E quale miglior modo di regredire che farsi “viziare” da un manipolo di camerieri, pronti a soddisfare, o addirittura a prevenire, ogni esigenza del cliente? Questo, però, ha un duplice aspetto: se da un lato sembra placare l’insaziabile desiderio di non far nulla e di divertimento senza limiti, dall’altro è l’angosciante nemesi del nostro tempo paranoico. Alcune delle pagine più interessanti del reportage sono, infatti, dedicate alla paranoia di Wallace, desideroso di conoscere nel dettaglio i movimenti del personale addetto alla pulizia della sua stanza, di conoscere la nave nel profondo, nave  che come il castello kafkiano gli è, però, fondamentalmente preclusa da un misterioso comandante dal nome greco, Dermatis, ironicamente storpiato da Wallace in Dermatitis,  il quale  subodora nello scrittore le sembianze del giornalista ficcanaso, e in quanto tale  gli vieta l’accesso alla zona comandi, alla cambusa, e ad altre parti della nave.

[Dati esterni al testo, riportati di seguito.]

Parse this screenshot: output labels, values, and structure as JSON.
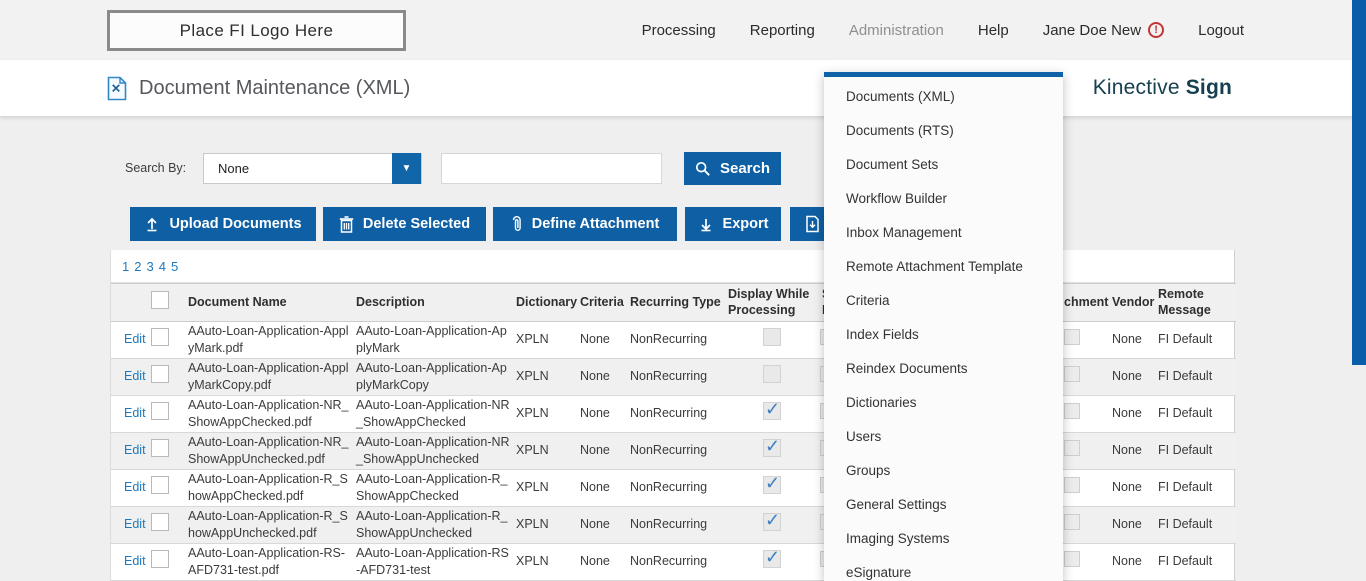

Wallace descrive il suo viaggio con ironia, ma è presente nelle sue parole una critica anche feroce del turismo di lusso, visto come apice ed emblema del capitalismo. Lo scrittore americano, però, è consapevole di fare anche lui parte di questo meccanismo alienante, nelle sue parole è quindi pressoché assente ogni snobismo, ogni posa da intellettuale engagé. Così il suo reportage diventa un interessante, divertito e divertente, pezzo di letteratura pura, un’acuta analisi del mondo contemporaneo, visto attraverso le sue ossessioni: il divertimento ad ogni costo, come dicevamo prima, la professionalità e l’efficienza, esaltate fino a rasentare lo schiavismo, la rimozione dell’angoscia di morte, traverso l’ossessione per l’ordine e la pulizia, per esempio, e altro ancora.

In sintesi, con efficacia, con tono leggero e disincantato, Wallace analizza i miti del nostro tempo da una prospettiva diversa, confidando al lettore il proprio disadattamento, il proprio disagio d’individuo in una società massificata, la propria irrinunciabile libertà.  Wallace diverte il lettore con la sua descrizione di tipi umani; dagli inflessibili ufficiali greci ai passeggeri con le proprie manie, dal personale, costretto per ragioni professionali a esibire una posticcia cordialità di maniera, ai propri compagni di viaggio, spesso ridicolmente patiti di crociere, o infantilmente egoisti, o superficiali chiacchieroni.

 In sottofondo come un’ eco di risacca, come il rollio della nave sulle onde, si agita una sottile angoscia. E’ l’angoscia contemporanea dell’alienazione industriale che ci colpisce ora in quanto lavoratori, ora in quanto consumatori. E’ un’angoscia da cui sembra impossibile liberarsi anche in vacanza. “On n'échappe pas de la machine”, “Non si può sfuggire alla macchina”, scriveva Deleuze. E la macchina è in azione sempre, Leviatano insonne di cui Wallace ha dato l’ennesima, necessaria, descrizione, nella figura della nave Zenith, da lui ribattezzata Nadir, scrivendo questo saggio sui generis in cui l’ironia e il tono apparentemente scanzonato mi sembrano essere maschere della profonda angoscia contemporanea.